Arriving at the school in 1999 to take up the position of assistant principal, one year after it opened, Mrs Dixon is the one to approach with a question.
She remembers a school half the size, with not quite enough rooms to accommodate the amount of students.
At the time there were two teaching blocks and eight teachers. One class was set up at the stage.
"The school opened in 1998 and they were ready, they had the full amount of children, but then towards the end of that year more children came in as it's near the RAAF base," she said.
"It filled up and it filled up so they had to do something.
"They created zoning and they hired me as assistant principal.
"It was a small school - but everyone wanted to send their children there, that's what happens when you get a new school, everyone thinks it has to be better than the one I'm sending my child to."
Casuarina Street Primary has now swelled to more than double the size of 20 years ago.
Humbly considering herself as "just an administrator", Mrs Dixon was the one to ensure the school was at the forefront of education, and involved in most of the school's biggest projects like the school-wide positive behavior program.

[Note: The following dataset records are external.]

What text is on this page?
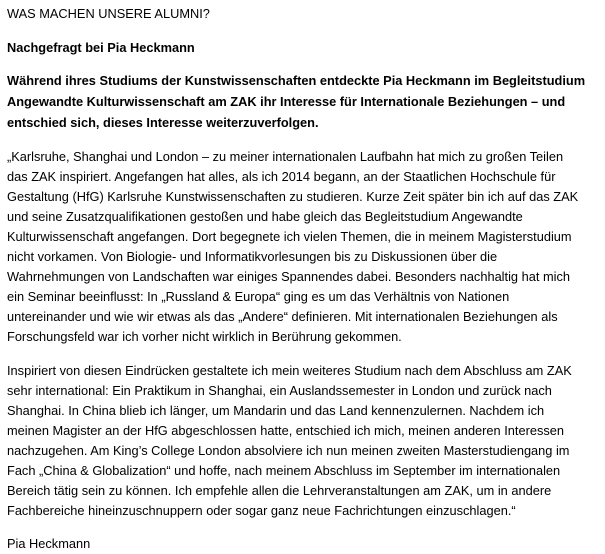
WAS MACHEN UNSERE ALUMNI?
Nachgefragt bei Pia Heckmann
Während ihres Studiums der Kunstwissenschaften entdeckte Pia Heckmann im Begleitstudium
Angewandte Kulturwissenschaft am ZAK ihr Interesse für Internationale Beziehungen – und
entschied sich, dieses Interesse weiterzuverfolgen.
„Karlsruhe, Shanghai und London – zu meiner internationalen Laufbahn hat mich zu großen Teilen
das ZAK inspiriert. Angefangen hat alles, als ich 2014 begann, an der Staatlichen Hochschule für
Gestaltung (HfG) Karlsruhe Kunstwissenschaften zu studieren. Kurze Zeit später bin ich auf das ZAK
und seine Zusatzqualifikationen gestoßen und habe gleich das Begleitstudium Angewandte
Kulturwissenschaft angefangen. Dort begegnete ich vielen Themen, die in meinem Magisterstudium
nicht vorkamen. Von Biologie- und Informatikvorlesungen bis zu Diskussionen über die
Wahrnehmungen von Landschaften war einiges Spannendes dabei. Besonders nachhaltig hat mich
ein Seminar beeinflusst: In „Russland & Europa“ ging es um das Verhältnis von Nationen
untereinander und wie wir etwas als das „Andere“ definieren. Mit internationalen Beziehungen als
Forschungsfeld war ich vorher nicht wirklich in Berührung gekommen.
Inspiriert von diesen Eindrücken gestaltete ich mein weiteres Studium nach dem Abschluss am ZAK
sehr international: Ein Praktikum in Shanghai, ein Auslandssemester in London und zurück nach
Shanghai. In China blieb ich länger, um Mandarin und das Land kennenzulernen. Nachdem ich
meinen Magister an der HfG abgeschlossen hatte, entschied ich mich, meinen anderen Interessen
nachzugehen. Am King’s College London absolviere ich nun meinen zweiten Masterstudiengang im
Fach „China & Globalization“ und hoffe, nach meinem Abschluss im September im internationalen
Bereich tätig sein zu können. Ich empfehle allen die Lehrveranstaltungen am ZAK, um in andere
Fachbereiche hineinzuschnuppern oder sogar ganz neue Fachrichtungen einzuschlagen.“
Pia Heckmann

Over her 44 year career as a teacher, which started in England and took her to one of the remotest places in Australia - Numbulwar, she has seen technology change the most.
"When I first started teaching, to copy things you had a Gestetner copier and a Roneo copier.
Education has changed over the years, it is hard to say exactly what has changed, it has just progressively changed and improved.Pamela Dixon
"If you wanted to make a worksheet for a student you had a carbonised wax sheet with a white piece of paper over the top and you had to draw or type on that sheet. If you made a mistake you couldn't get rid of it, so you had to be very, very careful with your teaching resources.
"If you were careful with your sheets you could get about 20.
"Nowadays you have photocopiers. When I first started teaching in the Territory there was no central computer system... now there is a help desk, teachers have laptops.
"Education hasn't really changed, we are still teaching students to read and write - those are the most important things, but how that is happening is totally different."
She said she will miss the kids in the classroom and teaching most, now that she has retired.
"Children are beautiful beings, if you're feeling a little bit down you just go into a classroom... it is just a great environment, a school.
"You talk to them and their little faces light up."